Ветер сделал вид, что не слышал, но в душе решил, что этого он так не оставит. Встав на цыпочки, он стал красться за Филиппом, поджидая удобный случай, чтобы отомстить, но тот вел себя осторожно: переходил улицу только на красный свет и вообще держался благоразумно.
Когда Филипп поравнялся с площадью, на огромном экране возникло лицо Орландо Оливье, который, как звезда, был поистине вездесущ: он уговаривал сограждан мыться только той синтетической водой, которую изготавливает завод Вуглускра. Несколько ненароком случившихся при этом особей женского пола, завидев всеобщего любимца, попадали в обморок. Филипп бросился им на помощь, но неожиданно взвыли сирены воздушной тревоги, и экран заслонило лишенное выражения пухлое лицо, в котором Филипп безошибочно признал бессменного правителя Города генерала Дромадура. Те, кто упал в обморок, вскочили и бросились врассыпную, подгоняемые священным ужасом.
— Граждане… будьте бдительны…
Филипп зажал уши и кинулся прочь. Дромадур ревел, грозил, гремел, проклинал, рокотал ему вслед.
— Всякий, кто смеет подавать подобный пример… а-а-а…
Филипп свернул на какую-то улицу. От быстрого шага он запыхался и все еще зажимал руками уши, чтобы не слышать. Улица казалась пустынной, только впереди одиноко маячил тонкий женский силуэт. Филипп опустил руки. То, о чем вещал экран, уже не имело никакого значения; теперь для молодого человека существовала лишь музыка — музыка его сердца, и она вела его помимо его воли. Незнакомка то приближалась к нему, то удалялась. Она шла, не оборачиваясь, и Филипп желал, чтобы так было вечно: больше всего в эти мгновения он боялся увидеть не то лицо, которое искал. Ветер швырнул ему под ноги банановую корку, Филипп поскользнулся, пребольно упал, но в следующий миг был уже на ногах. Девушка исчезла: боясь потерять ее из виду, Филипп побежал, и за поворотом угадал присутствие, наполнявшее его таким теплом.

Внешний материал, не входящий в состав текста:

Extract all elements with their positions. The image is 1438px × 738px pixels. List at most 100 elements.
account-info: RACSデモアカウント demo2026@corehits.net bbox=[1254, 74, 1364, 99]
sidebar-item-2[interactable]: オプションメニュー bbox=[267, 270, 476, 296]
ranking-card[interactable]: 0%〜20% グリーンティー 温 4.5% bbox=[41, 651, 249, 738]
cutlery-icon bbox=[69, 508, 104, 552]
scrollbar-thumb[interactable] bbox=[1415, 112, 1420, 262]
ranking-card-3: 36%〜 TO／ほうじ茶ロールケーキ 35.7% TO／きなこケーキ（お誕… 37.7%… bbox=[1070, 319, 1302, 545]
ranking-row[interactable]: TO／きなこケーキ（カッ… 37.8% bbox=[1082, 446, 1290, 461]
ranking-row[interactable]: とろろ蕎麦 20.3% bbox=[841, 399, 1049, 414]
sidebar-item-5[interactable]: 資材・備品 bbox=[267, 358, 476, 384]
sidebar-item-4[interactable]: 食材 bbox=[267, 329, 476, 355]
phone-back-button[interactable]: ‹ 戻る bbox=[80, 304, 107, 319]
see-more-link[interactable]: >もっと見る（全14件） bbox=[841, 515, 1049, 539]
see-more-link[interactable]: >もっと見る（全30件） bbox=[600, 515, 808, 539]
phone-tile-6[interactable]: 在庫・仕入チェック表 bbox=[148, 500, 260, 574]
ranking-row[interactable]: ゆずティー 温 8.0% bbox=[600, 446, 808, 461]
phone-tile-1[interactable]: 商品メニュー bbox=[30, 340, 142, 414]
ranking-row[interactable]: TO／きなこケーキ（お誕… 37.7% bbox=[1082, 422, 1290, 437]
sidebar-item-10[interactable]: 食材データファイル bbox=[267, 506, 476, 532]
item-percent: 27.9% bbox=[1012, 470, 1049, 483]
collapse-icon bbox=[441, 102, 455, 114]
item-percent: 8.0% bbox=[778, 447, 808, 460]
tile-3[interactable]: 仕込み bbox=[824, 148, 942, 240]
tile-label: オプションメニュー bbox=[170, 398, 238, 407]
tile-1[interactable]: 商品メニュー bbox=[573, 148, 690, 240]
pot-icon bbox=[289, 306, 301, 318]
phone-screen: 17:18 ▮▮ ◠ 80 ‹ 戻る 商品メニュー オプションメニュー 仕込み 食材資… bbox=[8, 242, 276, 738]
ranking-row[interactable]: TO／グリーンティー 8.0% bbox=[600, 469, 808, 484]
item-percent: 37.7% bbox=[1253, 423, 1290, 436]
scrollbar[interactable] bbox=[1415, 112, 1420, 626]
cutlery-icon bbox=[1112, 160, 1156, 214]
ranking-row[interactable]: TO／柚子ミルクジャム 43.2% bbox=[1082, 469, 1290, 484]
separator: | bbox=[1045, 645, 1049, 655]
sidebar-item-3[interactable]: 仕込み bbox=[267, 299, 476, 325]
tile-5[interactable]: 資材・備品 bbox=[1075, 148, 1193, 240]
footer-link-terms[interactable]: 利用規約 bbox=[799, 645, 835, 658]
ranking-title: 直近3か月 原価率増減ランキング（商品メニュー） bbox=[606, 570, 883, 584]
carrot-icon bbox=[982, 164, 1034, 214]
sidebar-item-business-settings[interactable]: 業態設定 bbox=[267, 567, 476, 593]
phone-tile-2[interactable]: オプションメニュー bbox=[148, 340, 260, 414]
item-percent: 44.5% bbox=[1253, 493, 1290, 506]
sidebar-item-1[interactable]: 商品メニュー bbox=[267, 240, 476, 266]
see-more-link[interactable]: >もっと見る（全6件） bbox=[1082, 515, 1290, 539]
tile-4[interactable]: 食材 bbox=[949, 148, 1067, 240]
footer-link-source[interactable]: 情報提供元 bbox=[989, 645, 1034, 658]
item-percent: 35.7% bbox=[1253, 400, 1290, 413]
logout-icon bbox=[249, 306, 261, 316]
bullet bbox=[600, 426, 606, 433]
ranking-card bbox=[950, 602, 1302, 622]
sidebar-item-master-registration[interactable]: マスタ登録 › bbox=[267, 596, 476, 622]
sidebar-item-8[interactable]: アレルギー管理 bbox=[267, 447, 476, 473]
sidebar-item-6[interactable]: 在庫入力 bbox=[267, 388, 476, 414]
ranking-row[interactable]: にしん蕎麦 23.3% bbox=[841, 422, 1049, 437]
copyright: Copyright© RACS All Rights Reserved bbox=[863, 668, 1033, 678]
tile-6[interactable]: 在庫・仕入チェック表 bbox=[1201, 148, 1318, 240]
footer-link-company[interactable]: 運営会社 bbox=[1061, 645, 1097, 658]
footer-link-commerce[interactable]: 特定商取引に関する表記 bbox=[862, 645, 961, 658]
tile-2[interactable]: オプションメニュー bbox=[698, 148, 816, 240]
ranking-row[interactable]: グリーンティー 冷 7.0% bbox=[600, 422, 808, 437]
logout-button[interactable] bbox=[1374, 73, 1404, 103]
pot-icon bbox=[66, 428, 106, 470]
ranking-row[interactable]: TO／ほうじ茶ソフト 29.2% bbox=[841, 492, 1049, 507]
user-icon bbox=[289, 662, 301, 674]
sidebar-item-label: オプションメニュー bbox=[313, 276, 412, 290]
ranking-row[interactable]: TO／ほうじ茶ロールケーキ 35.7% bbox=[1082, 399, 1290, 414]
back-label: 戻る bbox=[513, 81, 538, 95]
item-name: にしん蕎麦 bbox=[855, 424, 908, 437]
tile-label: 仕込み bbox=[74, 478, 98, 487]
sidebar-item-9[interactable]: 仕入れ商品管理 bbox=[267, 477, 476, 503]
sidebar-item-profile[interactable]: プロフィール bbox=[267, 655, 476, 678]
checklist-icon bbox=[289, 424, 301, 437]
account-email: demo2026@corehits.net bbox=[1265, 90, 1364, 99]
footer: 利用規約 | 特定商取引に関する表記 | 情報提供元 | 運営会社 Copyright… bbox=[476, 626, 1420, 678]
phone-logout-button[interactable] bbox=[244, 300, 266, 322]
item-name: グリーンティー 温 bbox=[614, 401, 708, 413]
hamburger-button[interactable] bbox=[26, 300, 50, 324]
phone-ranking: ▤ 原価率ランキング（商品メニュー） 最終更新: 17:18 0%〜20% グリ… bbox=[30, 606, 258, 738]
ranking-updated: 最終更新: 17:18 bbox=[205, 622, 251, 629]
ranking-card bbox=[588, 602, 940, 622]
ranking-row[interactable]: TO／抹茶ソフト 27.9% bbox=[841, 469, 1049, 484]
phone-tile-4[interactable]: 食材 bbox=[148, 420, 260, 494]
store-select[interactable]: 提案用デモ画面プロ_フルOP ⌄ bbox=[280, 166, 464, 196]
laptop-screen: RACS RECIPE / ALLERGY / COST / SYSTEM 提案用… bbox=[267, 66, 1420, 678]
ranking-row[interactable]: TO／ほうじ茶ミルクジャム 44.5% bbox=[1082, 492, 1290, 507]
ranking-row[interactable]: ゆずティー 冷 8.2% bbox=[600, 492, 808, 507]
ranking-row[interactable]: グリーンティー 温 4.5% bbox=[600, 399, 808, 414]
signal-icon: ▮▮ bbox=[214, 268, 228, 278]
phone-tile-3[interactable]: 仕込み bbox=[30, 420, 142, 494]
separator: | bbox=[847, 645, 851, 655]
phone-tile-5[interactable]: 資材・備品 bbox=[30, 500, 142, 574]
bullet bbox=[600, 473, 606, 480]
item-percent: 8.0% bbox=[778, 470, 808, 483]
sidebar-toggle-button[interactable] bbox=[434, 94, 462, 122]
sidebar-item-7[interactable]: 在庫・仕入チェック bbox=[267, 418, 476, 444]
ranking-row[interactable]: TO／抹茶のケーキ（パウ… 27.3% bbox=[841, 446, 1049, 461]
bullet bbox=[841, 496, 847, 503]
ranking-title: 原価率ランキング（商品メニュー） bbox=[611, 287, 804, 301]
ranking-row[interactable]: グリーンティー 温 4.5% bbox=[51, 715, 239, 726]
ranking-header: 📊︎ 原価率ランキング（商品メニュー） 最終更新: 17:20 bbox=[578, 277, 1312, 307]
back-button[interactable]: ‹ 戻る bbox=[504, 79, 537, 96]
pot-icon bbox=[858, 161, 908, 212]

Уродливые дома, выстроенные между четвертой и пятой мировыми войнами и напоминавшие поставленные вверх ногами ступенчатые пирамиды, неожиданно стали самыми прекрасными на свете. Там, среди их грязных стен, незнакомка приостановилась. Оглянулась. Подняла на него свои огромные, сияющие, широко распахнутые глаза в обрамлении черных ресниц, с этим странным, чуть удивленным, чуть застенчивым выражением, прелесть которого нельзя передать никакими словами бледного человеческого языка. Филиппу показалось, что она смутилась, и оттого, что он мог быть причиной ее смущения, он смутился тоже; но все его существо ликовало.

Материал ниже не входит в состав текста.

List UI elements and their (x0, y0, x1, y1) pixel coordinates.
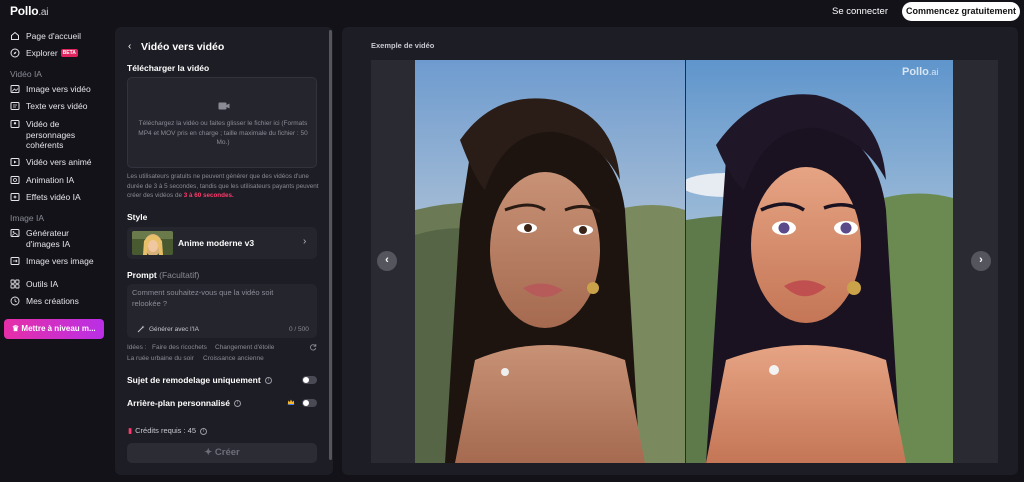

Забияка-ветер сорвал с головы девушки шляпку и понес на уровне третьего этажа, радуясь, что наконец-то смог досадить. Легко, без малейшего усилия Филипп взмыл ввысь, догнал шляпку, завладел ею и приземлился рядом с девушкой, которая ждала его с улыбкой на мягких, округлых губах. Тут на юношу напал ужаснейший столбняк. Он застыл как вкопанный, потому что девушка показалась ему еще красивее, чем прежде. В этот вечер у нее были волосы с лазоревыми и серебряными прядями и изумрудные губы, искрящиеся блестками; но это была именно она — Филипп признал бы ее из тысячи, — и она же находилась здесь, рядом. Всё это казалось чудом, необъяснимым и непостижимым. Девушка протянула руку, по-прежнему улыбаясь. Филипп смешался.
— Простите, — пробормотал он, не зная, куда деться, и желая провалиться на сто метров под землю, в казематы, где, как говорили, Дромадур держал своих пленников — тех из общественно опасных смутьянов и цветов-мутантов, кого ему удавалось поймать. — Это ваше.
— Да, — сказала она просто, глядя ему прямо в глаза.
— Вы меня помните? — спросил молодой человек с надеждой. — Мы были вчера вместе на празднике у… — Он запнулся; неожиданная мысль о Матильде обожгла его.